- Over half (56%) of professionals in the Midlands believe there is unequal access to career progression opportunities because of mental health
- Over a quarter (28%) of people with a history of mental health conditions say this has affected their chance of being selected for a job
- 68% of people across the Midlands who have ever had a mental health condition are uncomfortable providing information on their mental health status as part of a job application
- Professionals at the beginning of their career are more likely to be experiencing or have experienced a mental health condition
As it’s World Mental Health Day today, please read findings from a survey of over 5,200 professionals and employers have revealed that career progression opportunities are vastly unequal as a result of mental health.
The survey by recruiting experts, Hays, with over 700 responses from professionals in the Midlands, found that when asked if respondents had the same opportunities as others in their organisation, the highest perceptions of unequal access to career progression opportunities were attributed to mental health, ahead of factors like age, disability or ethnicity.
Alongside career progression, over a quarter (28%) of people with a history of mental health conditions across the region say this has affected their chance of being selected for a job. Over two-thirds (68%) of people who have ever had a mental health condition are also uncomfortable providing information on their mental health status when applying for a job.
The survey also highlighted disadvantages with regards to equal pay and mental health in the Midlands as 36% of respondents felt pay was not equal when taking mental health into account.
Generational and regional divide in those experiencing mental health conditions
The results show a clear disparity in professionals’ experience of mental health conditions. Overall across the UK, a quarter of professionals say they currently have or have experienced a mental health condition and notably, professionals at the beginning of their careers are more likely to be experiencing or have experienced a mental health condition.
29% of graduates and 30% of junior employees say they have experienced a mental health condition, compared to 20% of directors and 16% of C-suite staff.
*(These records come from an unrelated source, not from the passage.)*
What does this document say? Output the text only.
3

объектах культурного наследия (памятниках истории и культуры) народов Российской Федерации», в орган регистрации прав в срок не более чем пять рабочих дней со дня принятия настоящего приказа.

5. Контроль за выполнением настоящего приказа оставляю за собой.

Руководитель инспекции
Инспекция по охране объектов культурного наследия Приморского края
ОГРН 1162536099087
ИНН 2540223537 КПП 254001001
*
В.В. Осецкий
Disparity across seniorities also reflects divides across generations, as close to two-fifths (39%) of those 25 and under say they have experienced a mental health condition compared to 22% of those aged 55+.
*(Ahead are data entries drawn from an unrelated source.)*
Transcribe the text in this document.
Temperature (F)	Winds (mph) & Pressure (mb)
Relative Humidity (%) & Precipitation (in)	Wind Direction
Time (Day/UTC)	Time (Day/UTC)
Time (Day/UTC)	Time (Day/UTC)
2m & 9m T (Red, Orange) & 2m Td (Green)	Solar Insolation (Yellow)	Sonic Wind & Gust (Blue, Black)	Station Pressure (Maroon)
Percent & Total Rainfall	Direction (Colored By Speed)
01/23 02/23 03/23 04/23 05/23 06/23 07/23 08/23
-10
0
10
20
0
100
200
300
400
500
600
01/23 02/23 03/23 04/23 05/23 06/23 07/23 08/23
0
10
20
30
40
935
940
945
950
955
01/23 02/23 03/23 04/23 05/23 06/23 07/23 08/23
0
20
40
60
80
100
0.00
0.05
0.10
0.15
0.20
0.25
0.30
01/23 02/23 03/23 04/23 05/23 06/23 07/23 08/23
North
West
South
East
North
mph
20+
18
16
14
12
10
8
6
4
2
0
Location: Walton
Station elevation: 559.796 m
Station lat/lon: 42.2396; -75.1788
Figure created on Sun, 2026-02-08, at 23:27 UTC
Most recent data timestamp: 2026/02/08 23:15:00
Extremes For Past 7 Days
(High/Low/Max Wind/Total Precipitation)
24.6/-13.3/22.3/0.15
There are differences in experiences of mental health conditions regionally too. 25% of professionals in the Midlands say they have experienced a mental health condition, compared to only 20% of those working in London and 35% of those working in Wales.
Yvonne Smyth, Group Head of Diversity and Inclusion, commented: “It’s clear from our research that experience of mental health conditions is becoming more apparent and as such employers need to step up to negate the concerns employees have around unequal access to career progression linked with mental health.
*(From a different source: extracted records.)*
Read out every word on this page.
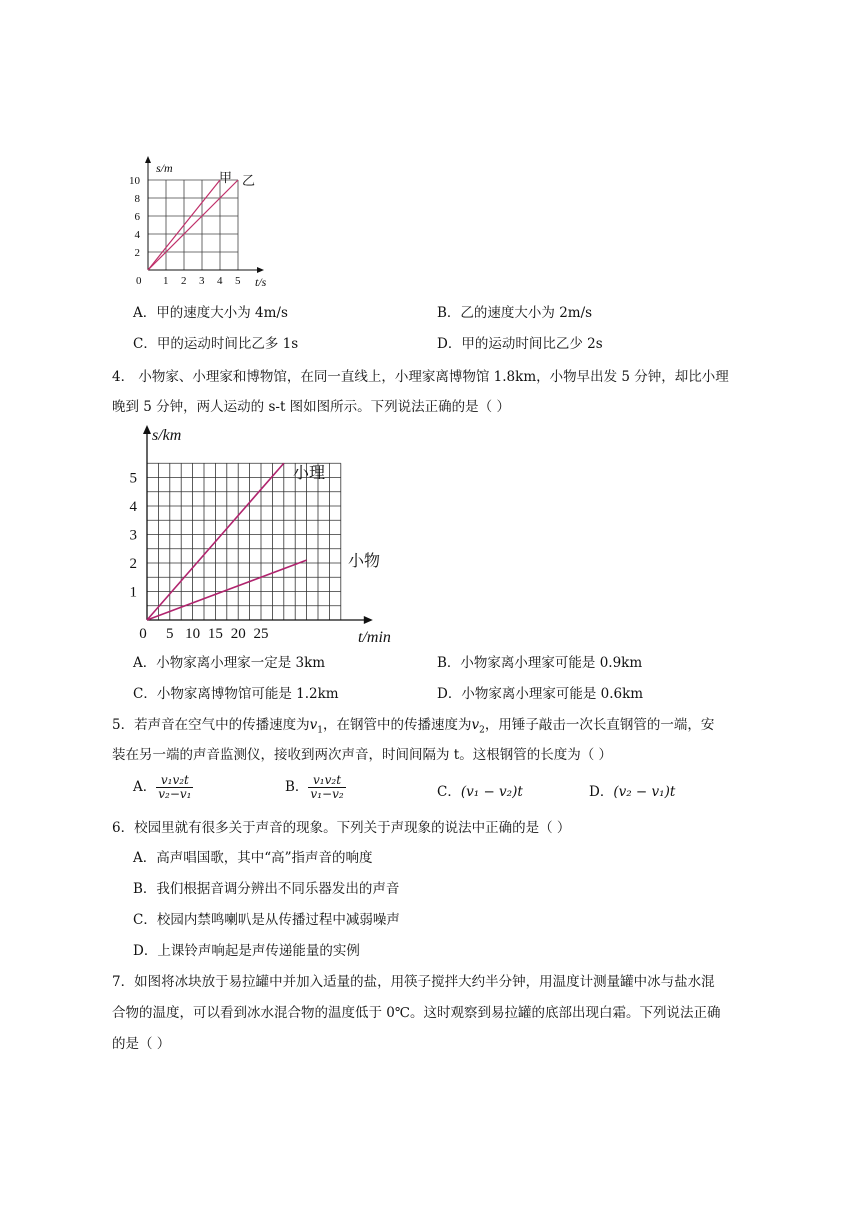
0 1 2 3 4 5
2
4
6
8
10
s/m
t/s
甲 乙
A．甲的速度大小为 4m/s	B．乙的速度大小为 2m/s
C．甲的运动时间比乙多 1s	D．甲的运动时间比乙少 2s
4． 小物家、小理家和博物馆，在同一直线上，小理家离博物馆 1.8km，小物早出发 5 分钟，却比小理
晚到 5 分钟，两人运动的 s-t 图如图所示。下列说法正确的是（ ）
0 5 10 15 20 25
1
2
3
4
5
s/km
t/min
小理
小物
A．小物家离小理家一定是 3km	B．小物家离小理家可能是 0.9km
C．小物家离博物馆可能是 1.2km	D．小物家离小理家可能是 0.6km
5．若声音在空气中的传播速度为$v_1$，在钢管中的传播速度为$v_2$，用锤子敲击一次长直钢管的一端，安
装在另一端的声音监测仪，接收到两次声音，时间间隔为 t。这根钢管的长度为（ ）
A． $\frac{\text{v₁v₂t}}{\text{v₂−v₁}}$	B． $\frac{\text{v₁v₂t}}{\text{v₁−v₂}}$	C．(v₁ − v₂)t	D．(v₂ − v₁)t
6．校园里就有很多关于声音的现象。下列关于声现象的说法中正确的是（ ）
A．高声唱国歌，其中“高”指声音的响度
B．我们根据音调分辨出不同乐器发出的声音
C．校园内禁鸣喇叭是从传播过程中减弱噪声
D．上课铃声响起是声传递能量的实例
7．如图将冰块放于易拉罐中并加入适量的盐，用筷子搅拌大约半分钟，用温度计测量罐中冰与盐水混
合物的温度，可以看到冰水混合物的温度低于 0℃。这时观察到易拉罐的底部出现白霜。下列说法正确
的是（ ）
Structured career progression plans for all professionals regardless of age, gender, ethnicity, disability, sexual orientation or mental health history can help address this – and support everybody, regardless of background, to achieve their full potential within an organisation.
For employers, it may be small steps initially, such as talking more openly about mental health and what resources are available, or ensuring managers have access to training in order to better spot signs of mental ill health.”